On a personal level, I find the word ‘post-secular’ as a useful way of communicating my spiritual history and worldview. When I was in college, I was Vice President of the Atheists, Agnostics, and Freethinkers club. I recall several hours gazing inwardly at myself, considering the critical mass of neurons which were producing my illusion of subjective consciousness. I would verbally swat at my mother when she mentioned astrology, energy, or ESP, since none of these concepts were considered valid by the scientific mainstream. Eventually, I went through several emotional and cognitive shifts through which I began to discard a purely secular worldview and self-identify as a spiritual person.
I see this secular process as a sort of ‘journey underground’ – a period of time where we deny our more transcendent spiritual natures and desiccate all notion of spirituality from the machinery of life. Like the Fellowship of the Ring traversing the Mines of Moria, it is a darkened and perilous passage, where we eschew sunlight and taste a keen fear of death.
This passage is not a bad thing (at least in my view), and I do not bemoan those who continue to undertake their secular journey, rejecting all possibilities of spirituality.
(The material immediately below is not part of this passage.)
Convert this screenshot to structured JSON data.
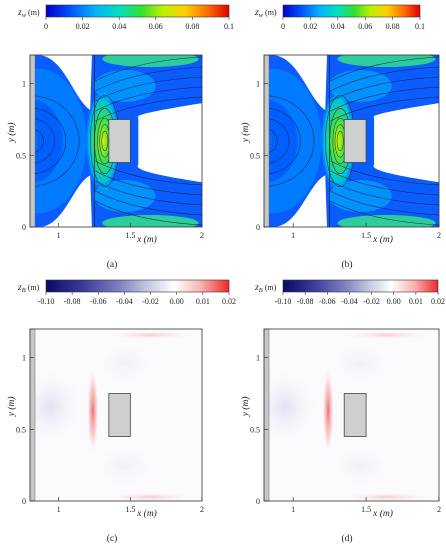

From a spiritual standpoint, this may be considered a powerful cleansing process, a cultivation of key skills, and a transformative experience of existential Otherness.
So, what does it mean to be a post-secular spiritual person? This is really a philosophical question, so its answer will vary from person to person. In my view, a post-secular viewpoint is highly useful when it emphasizes the following qualities:
- Existential engagement: a spiritual approach means engaging ideas, practices, and work with our whole being. Rather than maintaining a sterilizing distance, we throw ourselves fully into what we do. We are open to revising any element of our viewpoint which does not cohere with our selves in an intimate, personal sense.
- Seeking explanations: at its essence, secularism is questioning. We investigate, examine, and consider alternative possibilities. We seek a full, comprehensive answer which satisfies as many scenarios as possible. Rather than swallowing spiritual advice like an inert pill, we engage the content and work through it. And, we allow both physical and metaphysical factors to be present in the explanation.
- Post-modernism: this twentieth-century movement recognized that all schools of thought are human creations, and that no single perspective can ‘own’ the hidden truths of life. This is not intellectual resignation, however: it calls us to investigate diverse perspectives and synthesize them, affording compassionate consideration to all knowledge traditions around the world. What does it mean that our knowledge is always to some degree uncertain? It reflects the social reality that we are vulnerable, incomplete, and interconnected, and that social connection is a necessary component for well-being, even cognitive well-being. It also means that we need to draw on both our secular and spiritual natures if we want to truly expand our understanding to new frontiers.
One of the best things about being a post-secular person is that you can continue to value and appreciate the secular worldview and those who adhere to (or insist on) a purely materialistic worldview. ‘Yes, that was once myself’, I say. And while I do not presume their worldview must one day look like mine, I do feel that any clearly bounded worldview has an expiration date, and I advocate for each of us to transcend the limits of our own worldviews as time goes on.
By respecting and admiring secularism, I can continue to communicate with secular-minded individuals, creating a non-violent space where spiritual topics are available for open discussion and exploration. If they are not interested in discussing spirituality (as most are not), I respect and honor their journey underground. I try to remain open to the many permutations of human connection that can arise in the rich diversity of our modern world community.